There are a variety of options when it comes to low-risk rate involvement. Below are some low-risk investment options:
- Credit card rewards:
You might know that credit card provides a low-risk return, but that’s not how it actually works. You earn a point when you get a hand over cash back credit cards and these points get converted into money. These rewards provide you with profit more than you would ever earn through savings.
- Certificates of Deposit:
If you are looking for a low-risk investment in the market, then Certificate of Deposit can be the best option. Banks, credit unions and also your investment broker can offer you with Certificate of Deposit. In Certificate of Deposit (CD) you need to deposit your money for some specific time span and in exchange, you get a guaranteed return on your fund.
You also get a specific rate of interest for certain time period that is not modified despite a change in interest. You are provided with an option of withdrawal before the period of maturity only when you pay a penalty that is worth the 3-month interest rate.

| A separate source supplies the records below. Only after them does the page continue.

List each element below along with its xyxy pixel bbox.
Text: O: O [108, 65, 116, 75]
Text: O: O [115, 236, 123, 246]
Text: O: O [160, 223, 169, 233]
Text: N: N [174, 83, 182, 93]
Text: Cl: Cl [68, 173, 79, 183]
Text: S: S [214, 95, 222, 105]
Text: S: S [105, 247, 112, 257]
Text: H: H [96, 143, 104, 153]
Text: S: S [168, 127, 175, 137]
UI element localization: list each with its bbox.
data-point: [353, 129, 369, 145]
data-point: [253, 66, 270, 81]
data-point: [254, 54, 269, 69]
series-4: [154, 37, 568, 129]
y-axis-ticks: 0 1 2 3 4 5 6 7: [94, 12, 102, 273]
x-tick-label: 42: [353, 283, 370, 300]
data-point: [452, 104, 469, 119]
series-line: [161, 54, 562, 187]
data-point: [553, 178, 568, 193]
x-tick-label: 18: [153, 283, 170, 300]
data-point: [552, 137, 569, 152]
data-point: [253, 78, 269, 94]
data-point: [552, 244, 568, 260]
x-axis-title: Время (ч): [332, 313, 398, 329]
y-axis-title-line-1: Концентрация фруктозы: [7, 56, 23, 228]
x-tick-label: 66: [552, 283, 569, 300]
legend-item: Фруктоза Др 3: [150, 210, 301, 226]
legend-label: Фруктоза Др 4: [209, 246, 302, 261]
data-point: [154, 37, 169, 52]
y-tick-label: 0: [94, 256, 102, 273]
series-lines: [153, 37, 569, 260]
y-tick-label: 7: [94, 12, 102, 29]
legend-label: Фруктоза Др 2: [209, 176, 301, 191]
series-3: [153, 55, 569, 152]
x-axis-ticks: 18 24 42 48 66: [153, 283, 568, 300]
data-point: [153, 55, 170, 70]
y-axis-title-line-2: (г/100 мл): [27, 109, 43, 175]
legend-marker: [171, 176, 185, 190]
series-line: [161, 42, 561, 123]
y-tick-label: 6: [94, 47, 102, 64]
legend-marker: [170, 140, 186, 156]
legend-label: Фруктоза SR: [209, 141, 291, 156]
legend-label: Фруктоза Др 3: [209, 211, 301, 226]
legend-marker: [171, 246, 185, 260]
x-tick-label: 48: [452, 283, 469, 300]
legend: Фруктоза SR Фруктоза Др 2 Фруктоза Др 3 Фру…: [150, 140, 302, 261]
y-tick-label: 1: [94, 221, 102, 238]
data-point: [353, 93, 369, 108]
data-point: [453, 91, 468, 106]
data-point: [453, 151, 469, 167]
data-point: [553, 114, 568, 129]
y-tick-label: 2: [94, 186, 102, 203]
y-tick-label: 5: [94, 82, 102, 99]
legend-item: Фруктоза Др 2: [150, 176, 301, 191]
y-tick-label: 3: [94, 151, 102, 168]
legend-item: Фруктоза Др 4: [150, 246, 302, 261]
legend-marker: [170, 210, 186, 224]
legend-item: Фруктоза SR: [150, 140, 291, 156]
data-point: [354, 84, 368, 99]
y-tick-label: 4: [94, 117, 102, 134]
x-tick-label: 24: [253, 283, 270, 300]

Also, you are stuck in CD until the date of maturity. The interest you earn is usually depended on the span of the CD. Generally, the interest rates are very low but it can increase if you extend CD term by 1-2 year.
- Treasury inflation Protected Security (TIPS):
Treasury Inflation Protected Security (TIPS) is one of the lowest risk-involvement options which you can go for. TIPS is divided into two i.e. fixed interest rate and built-in inflation protection. In fd interest rate remains unchanged despite the time period of the bond. Whereas in built-in inflation protection the bond is guaranteed by the government. The investment value rises according to the TIPS you have purchased during the time of inflation.
You can either invest in a mutual fund that invests in TIPS or purchases the TIPS individually. The first options allow you to manage your FD investment whereas the other one gives you freedom to choose the TIPS of your choice.
- Money Market Fund:
If you don’t wish to lose any principal on your investment than this can be just the right option for you. The fund ends up paying you a very little interest rate which can help you make your funds more meaningful. The fund goals in upholding a Net Asset Value (NAV) up to INR 65 per share. The funds are not assured able but they come with a strong lineage in protection with the value of the cash. There is a possibility that NAV can drop below the given rate.
- Municipal Bonds:
Governments don’t use credit cards when they need finance instead they opt for issuing municipal bonds. These bonds can be helpful for the ones who are looking for minimizing their taxes. Before investing in a municipal bond it’s necessary to have a word with your accountant making sure that the bond is excused in your state.